Setting up gitlab token token for every project is annoying.
Please add support for switching GitLab instance based on git remote get-url origin. Using current branch if it is tracking remote branch would be the best.
I would like to have in settings only few tokens instead having many settings with same token.
Regarding the token, I'm not sure whether there is still an issue. We define token once per instance. I.e. all projects connected to the https://gitlab.com instance are going to use the one token that's defined for that instance.
The instanceUrl in settings could be in most cases correctly guessed from the git remote but there would be some edge cases (e.g. when using a custom port for the API, or when the SSH and HTTPS hosts don't match).
It is still a bit annoying if one has to work with multiple projects each of which may be in a different Gitlab instance (e.g., gitlab.com for personal projects and a private instance for company-related work). Even in a situation with only a private instance it is still a slight inconvenience to do the one-time instanceUrl setup after one has already provided a PAT for this private instance (i.e., the user has already specified the private URL once, why do they have to do it twice?).

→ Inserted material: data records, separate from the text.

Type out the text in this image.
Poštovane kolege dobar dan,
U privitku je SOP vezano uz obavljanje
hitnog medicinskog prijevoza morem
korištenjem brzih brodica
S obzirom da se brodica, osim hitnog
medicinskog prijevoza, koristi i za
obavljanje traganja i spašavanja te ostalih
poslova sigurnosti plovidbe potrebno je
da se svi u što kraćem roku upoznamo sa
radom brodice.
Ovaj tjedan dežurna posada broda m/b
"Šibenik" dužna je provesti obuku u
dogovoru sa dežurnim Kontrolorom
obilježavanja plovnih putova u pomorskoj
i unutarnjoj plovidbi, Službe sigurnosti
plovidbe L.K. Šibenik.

A solution I had in mind is to find the intersection of git remotes hostnames and PATs hostnames, and if the intersection has exactly one hostname, use that as the instanceUrl, otherwise just do nothing. I believe it should already improve the UX a lot, and the edge cases could be taken care of separately.
@viktomas if this idea sounds good to you, I could take a stab at implementing it.
That sounds like a good first iteration @flood4life. I'm happy with you giving it a shot.
I have a suggestion though to even further limit the scope of the initial MR. Let's reuse the current fetchRemoteUrl() interface and try to match its result with the PAT hostnames (instead of looking for all configured remotes and doing intersection).
Reason for that suggestion is that the fetchRemoteUrl() logic is messy and refactoring it might increase the scope of the change too much. Especially since we only now start to work on automated tests (#199 (closed)) and we need to test every change manually.
I would be for UX similar to Git Config User Profiles plugin that allows you to setup your git name and email.
a) If there is no config and heuristic is 100% sure: Show notification with selected GitLab instance and button to change it (will trigger selection from next case).
b) Else show available instances to select from with additional Setup to new instance... option that would ask for url with preentered remote or converted from ssh and then ask for a token.
One other thing it could do is to wait for git config user profiles setup to complete and use git config email and/or name also for heuristic of which instance to chose from.
Or the other way around setup your profile based on token user info.
A year ago, @flood4life implemented a partial fix for this issue in !90 (merged) with matching configured token URLs with git remote host. Thanks again for that
So now when you don't define your gitlab.instanceUrl setting, GitLab Workflow tries to guess it (matching your tokens with your remotes) and if there's no match then it defaults to https://gitlab.com. Most of this happens under the hood without the user being notified.
I wonder whether this generally fixes the problem defined in this issue. If it doesn't, let's start a discussion to define the additional logic that should be put in place to make the detecting even more seamless.
a) If there is no config and heuristic is 100% sure: Show notification with selected GitLab instance and button to change it (will trigger selection from next case).
b) Else show available instances to select from with additional Setup to new instance... option that would ask for url with preentered remote or converted from ssh and then ask for a token.
For this me might want to first tackle the #459 (closed).
In general, we should come up with a flowchart of interactions before doing any implementation.
Today, we released an extension model redesign (in version 3.43.0) that matches GitLab instance URL from the token with the Git remote based on the host. It's also possible to manually assign any project to a repository (right-click on the repository item in the GitLab Workflow TreeView).
At the moment, this association can't be created using a command line or script. Please let me know what is your use case, how would you use a command-line interface?
We have a local gitlab instance and our urls for the git repo and gitlab are different. So git remote is something like git@git.something while the gitlab api is under something like https://gitlab.something.
Everytime I create a new vscode workspace and/or add a repo I have to manually set the gitlab repo.
Before this was easy. I set the parameter gitlab.instanceUrl to https://gitlab.something and everything works fine.
I have some different workspaces where I now have to change the gitlab repo.